The owner had filed for bankruptcy after the state decided not to increase bed funding for residents enough to pay for appropriate staffing that would provide adequate care. As a result, 285 employees were left without jobs and were not compensated with severance packages for their long years of dedication to the community.
At present, the majority of workers are still unemployed and other nursing homes are refusing to employ those workers from Atrium Plaza because of their affiliation with the union. Workers were told by one facility that “we don’t have a union and we don’t want one here.” I think that is an act of discrimination.
Personally, I have sent out 17 résumés. I have only had three interviews, for which I had to keep calling to remind these places. Other facilities accepted the résumé and did not even bother to reply. Of those places that interviewed me, only one replied to say the position has been filled.
One would think that having three degrees, one in gerontology and two in social work (BSW, MSW) multiple skills and 23 years of working experience would merit a job. To qualify for a job these days you may have to lie about your age and consider changing the color of your skin, even though you have experience and qualifications.
The workers of Atrium Plaza were among the best caregivers in Connecticut nursing homes, as we could successfully deal with residents that other homes and hospitals had found to be difficult.
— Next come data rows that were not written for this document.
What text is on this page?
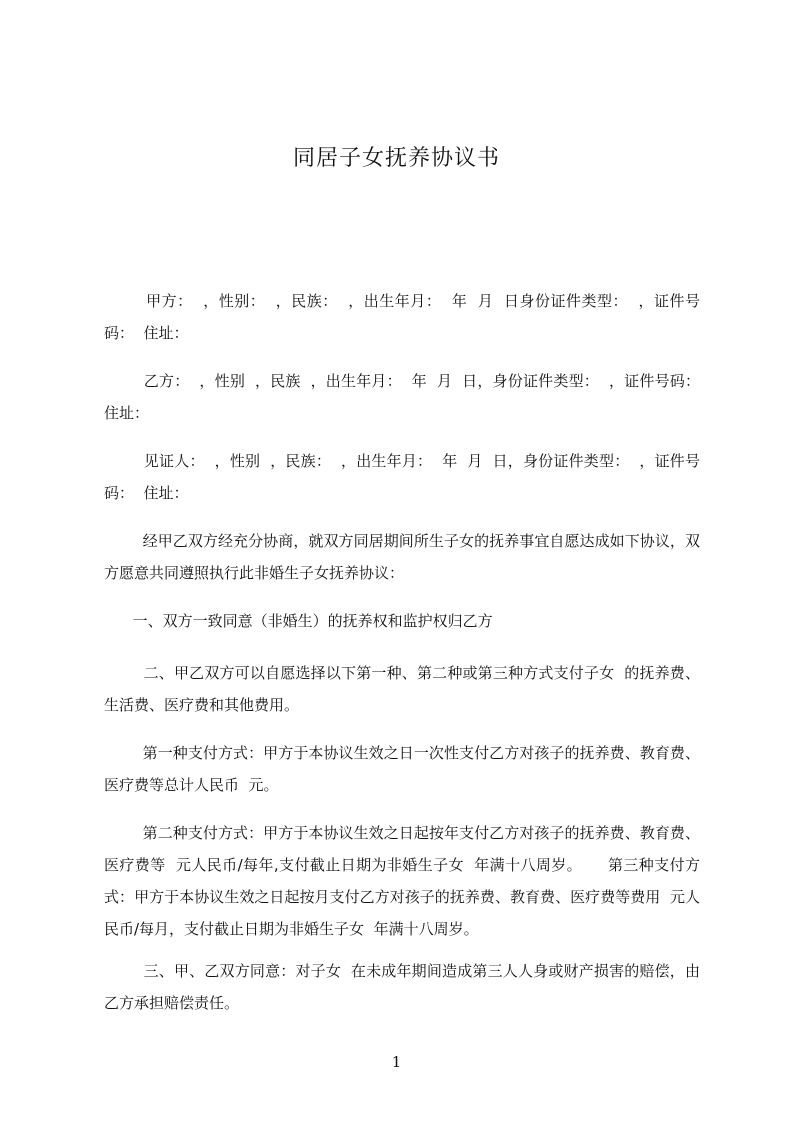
同居子女抚养协议书
甲方：  ，性别：  ，民族：  ，出生年月：  年  月  日身份证件类型：  ，证件号码：  住址：
乙方：  ，性别  ，民族  ，出生年月：  年  月  日，身份证件类型：  ，证件号码：住址：
见证人：  ，性别  ，民族：  ，出生年月：  年  月  日，身份证件类型：  ，证件号码：  住址：
经甲乙双方经充分协商，就双方同居期间所生子女的抚养事宜自愿达成如下协议，双方愿意共同遵照执行此非婚生子女抚养协议：
一、双方一致同意（非婚生）的抚养权和监护权归乙方
二、甲乙双方可以自愿选择以下第一种、第二种或第三种方式支付子女  的抚养费、生活费、医疗费和其他费用。
第一种支付方式：甲方于本协议生效之日一次性支付乙方对孩子的抚养费、教育费、医疗费等总计人民币  元。
第二种支付方式：甲方于本协议生效之日起按年支付乙方对孩子的抚养费、教育费、医疗费等  元人民币/每年,支付截止日期为非婚生子女  年满十八周岁。     第三种支付方式：甲方于本协议生效之日起按月支付乙方对孩子的抚养费、教育费、医疗费等费用  元人民币/每月，支付截止日期为非婚生子女  年满十八周岁。
三、甲、乙双方同意：对子女  在未成年期间造成第三人人身或财产损害的赔偿，由乙方承担赔偿责任。
1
Our population was multicultural, with a range of age groups and diagnoses. This is why we should be compensated by receiving a severance package by the state of Connecticut for all the hard work we have done. The employees of Atrium Plaza Health Care, now called dislocated workers, are calling on the community to speak out against nursing home closures to prevent displacement of elders, especially for those who will be placed too far apart from their families.
We are also calling on state elected officials to be more vigilant in the operation of nursing homes which are too quick to file bankruptcy for their benefit and seek to displace residents and employees out of their homes and employment. It’s time to put an end to people like nursing home operators who only use the elderly at their convenience as a profit-making object.